For a long time, “youth hostel” conjured up an image of noisy kids on school trips staying 10 to a room, with shower and other facilities shared by the whole floor and peppermint tea for breakfast. That doesn’t exactly sound like a vacation. But times have changed. Hostels are now marketing to families – and, according to Knut Dinter, spokesman for the German Youth Hostel Association (DJH), “more and more families are staying at hostels every year.” Families generally account for about a fifth of the total number of guests, and in some areas of the country it’s as much as a third.

Obviously, hostels are not going to appeal to all families, since a certain amount of sacrificed comfort is inevitable. “There is often very little space to put suitcases and clothing , sometimes just a locker you can’t fit a lot into,” says Torsten Kirstges of the Jade University of Applied Sciences in Wilhelmshaven. “And instead of double beds, the parents have to sleep in bunk beds.” Plus, there are only a few rooms with their own toilet and shower.

DJH speaker Dinter agrees, but points out that – with the family market in mind — hostels are making big investments to upgrade bathroom facilities. Winning the family market is increasingly important to the establishments since class trips are no longer as routine as they once were and hence the traditional market is on the decline.
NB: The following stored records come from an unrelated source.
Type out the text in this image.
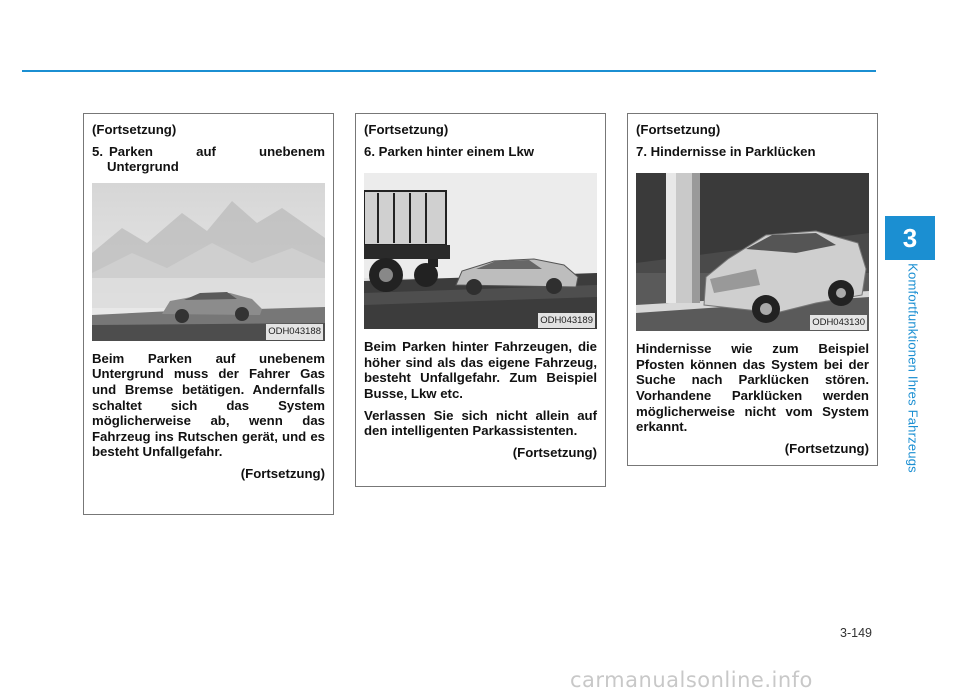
3
Komfortfunktionen Ihres Fahrzeugs

(Fortsetzung)

5. Parken auf unebenem

Untergrund

ODH043188

Beim Parken auf unebenem Untergrund muss der Fahrer Gas und Bremse betätigen. Andernfalls schaltet sich das System möglicherweise ab, wenn das Fahrzeug ins Rutschen gerät, und es besteht Unfallgefahr.

(Fortsetzung)

(Fortsetzung)

6. Parken hinter einem Lkw

ODH043189

Beim Parken hinter Fahrzeugen, die höher sind als das eigene Fahrzeug, besteht Unfallgefahr. Zum Beispiel Busse, Lkw etc.

Verlassen Sie sich nicht allein auf den intelligenten Parkassistenten.

(Fortsetzung)

(Fortsetzung)

7. Hindernisse in Parklücken

ODH043130

Hindernisse wie zum Beispiel Pfosten können das System bei der Suche nach Parklücken stören. Vorhandene Parklücken werden möglicherweise nicht vom System erkannt.

(Fortsetzung)

3-149
carmanualsonline.info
Hostel owner Kerstin Krause says that is indeed the case. Together with her husband Ronald, she has spent the past 17 years running the “Waldkater” hostel in the town of Thale in central Germany’s Harz region. “When we started out, we mainly got school kids and college students staying here,” she says. But things started to change in the 1990s, and now the hostel has an unusually high number of family guests. Says Krause: “In 2011 for the first time we actually got more families than school classes.” And that trend continues to snowball – when one family has a good experience they tell friends, who often then decide to book a holiday with their families.

The 200-bed “Waldkater” hostel now has a number of families as regular customers. The facility offers packages for families that include children-friendly activities like movies, mini-golf, hikes. It even employs its own director of kids’ activities.
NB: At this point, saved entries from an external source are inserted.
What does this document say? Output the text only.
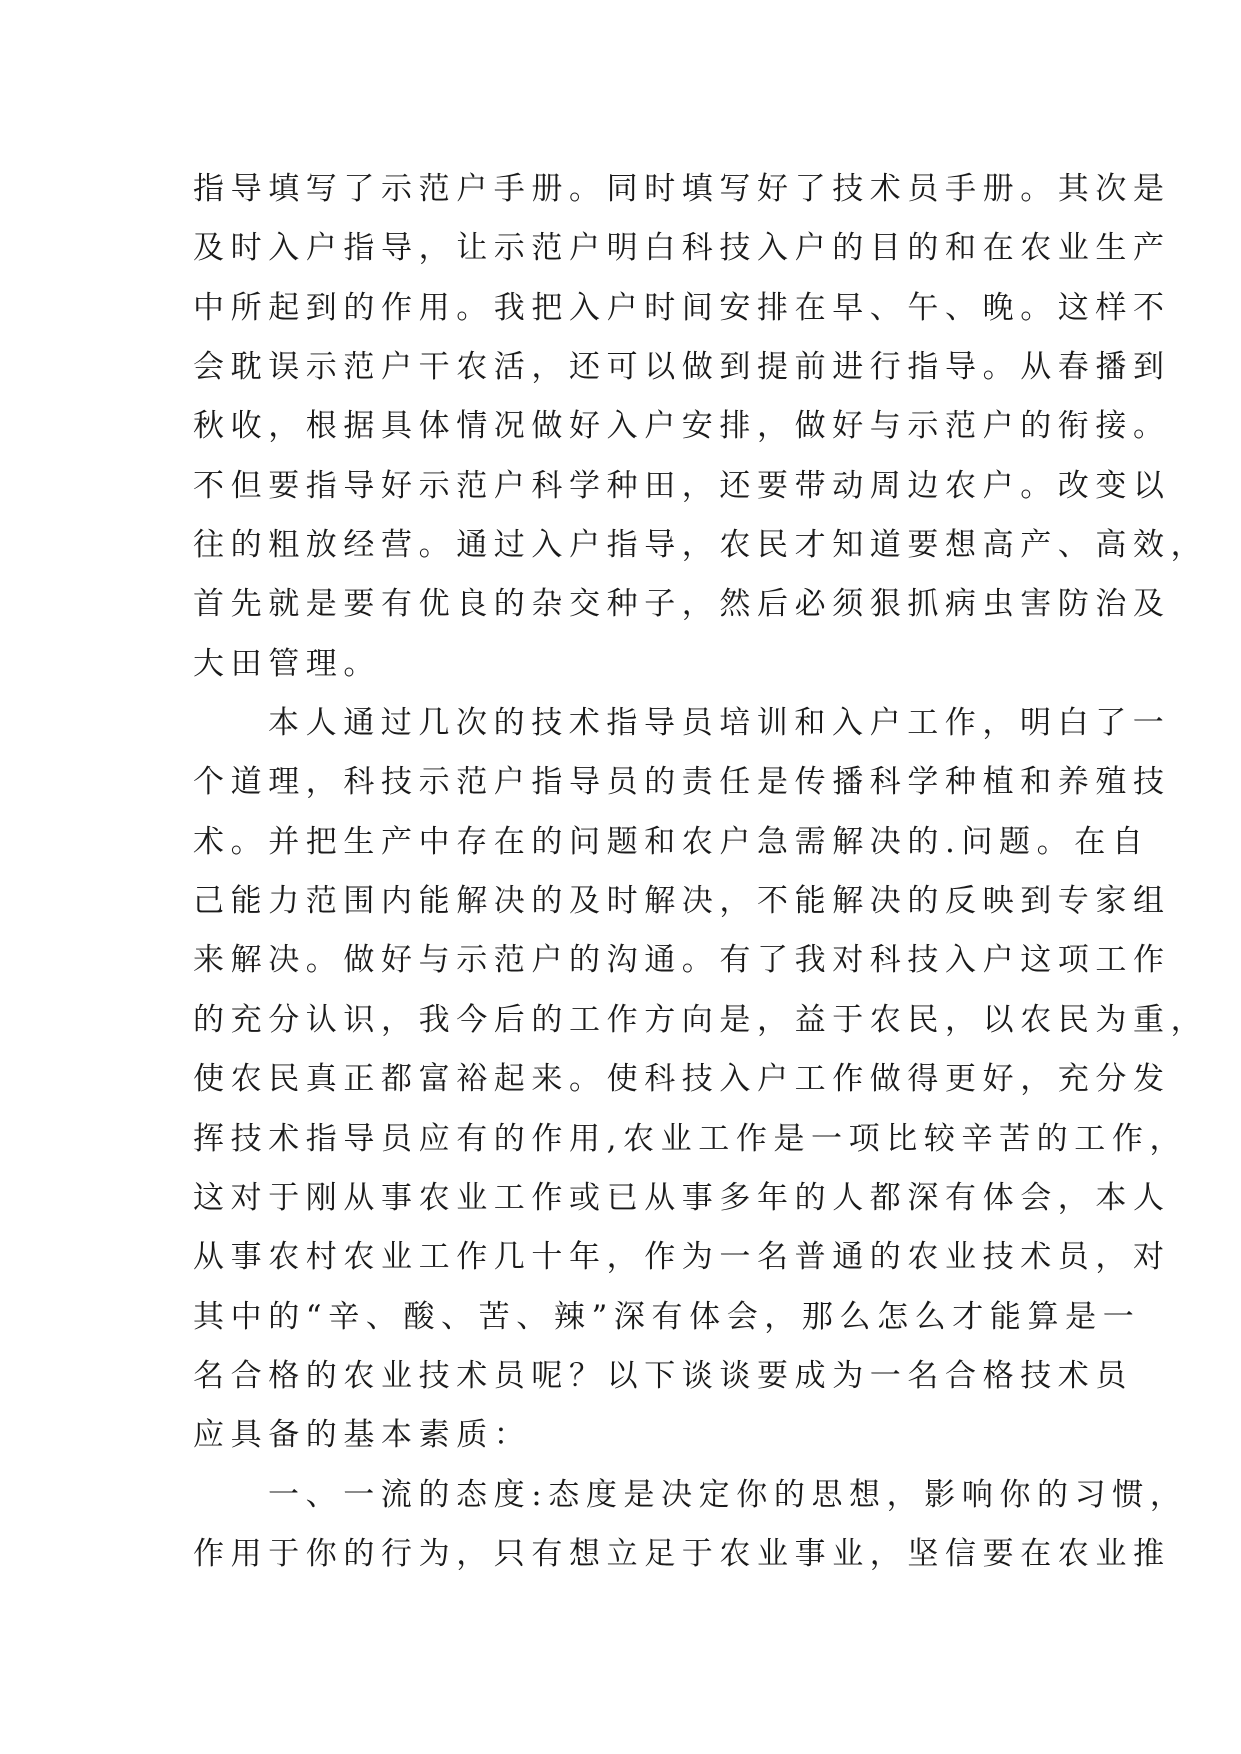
指导填写了示范户手册。同时填写好了技术员手册。其次是
及时入户指导，让示范户明白科技入户的目的和在农业生产
中所起到的作用。我把入户时间安排在早、午、晚。这样不
会耽误示范户干农活，还可以做到提前进行指导。从春播到
秋收，根据具体情况做好入户安排，做好与示范户的衔接。
不但要指导好示范户科学种田，还要带动周边农户。改变以
往的粗放经营。通过入户指导，农民才知道要想高产、高效，
首先就是要有优良的杂交种子，然后必须狠抓病虫害防治及
大田管理。
本人通过几次的技术指导员培训和入户工作，明白了一
个道理，科技示范户指导员的责任是传播科学种植和养殖技
术。并把生产中存在的问题和农户急需解决的.问题。在自
己能力范围内能解决的及时解决，不能解决的反映到专家组
来解决。做好与示范户的沟通。有了我对科技入户这项工作
的充分认识，我今后的工作方向是，益于农民，以农民为重，
使农民真正都富裕起来。使科技入户工作做得更好，充分发
挥技术指导员应有的作用,农业工作是一项比较辛苦的工作，
这对于刚从事农业工作或已从事多年的人都深有体会，本人
从事农村农业工作几十年，作为一名普通的农业技术员，对
其中的“辛、酸、苦、辣”深有体会，那么怎么才能算是一
名合格的农业技术员呢？以下谈谈要成为一名合格技术员
应具备的基本素质：
一、一流的态度:态度是决定你的思想，影响你的习惯，
作用于你的行为，只有想立足于农业事业，坚信要在农业推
Baltic Sea vacations, at a bargain

Mecklenburg-Vorpommern, the German state with the longest stretch of coastline along the Baltic Sea, has 28 youth hostels that together counted some 480,000 overnight stays in 2011. “The hostels are often located in very attractive places,” says Tobias Woitendorf, spokesman for the state’s tourism office.

Top locations include Binz, a favorite resort on the island of Rügen, and Zingst, Kühlungsborn and Heringsdorf, where there are hostels near the beach. The Prora hostel that opened in July 2011 is located in a huge, seaside complex under heritage protection.

Ursula Tempel has been the manager of a hostel in Wyk on the North Sea island of Föhr for 21 years. Her hostel too boasts proximity to the sea, and she has seen the number of families increase – they now account for some 20% of guests at her establishment, she says. And while there are many reasons for this, not least that hostels are kid-friendly, cost is definitely a major factor: she charges 26 euros per person per night.

No wonder then that space in her 162-bed facility is sought after. “We start taking reservations for the following summer in September,” says Tempel. “The 10 rooms with their own WC and shower are the first ones to be snapped up.” She advises early booking, and points out that the DJH reservations system on www.jugendherberge.de indicates immediately where and when there are still vacancies.

The German Youth Hostel Association is a not-for-profit, national umbrella association uniting 14 state associations – which adds up to 535 hostels and a total bed count of 75,700. Anyone wishing to stay in a hostel must first become a member of the DJH. Annual membership costs 12.50 euros for “Juniors’ (under 26 years of age), 21 euros for individual members over 27 and as much for a family membership. Every family member receives their own membership card so that they can plan trips in different constellations.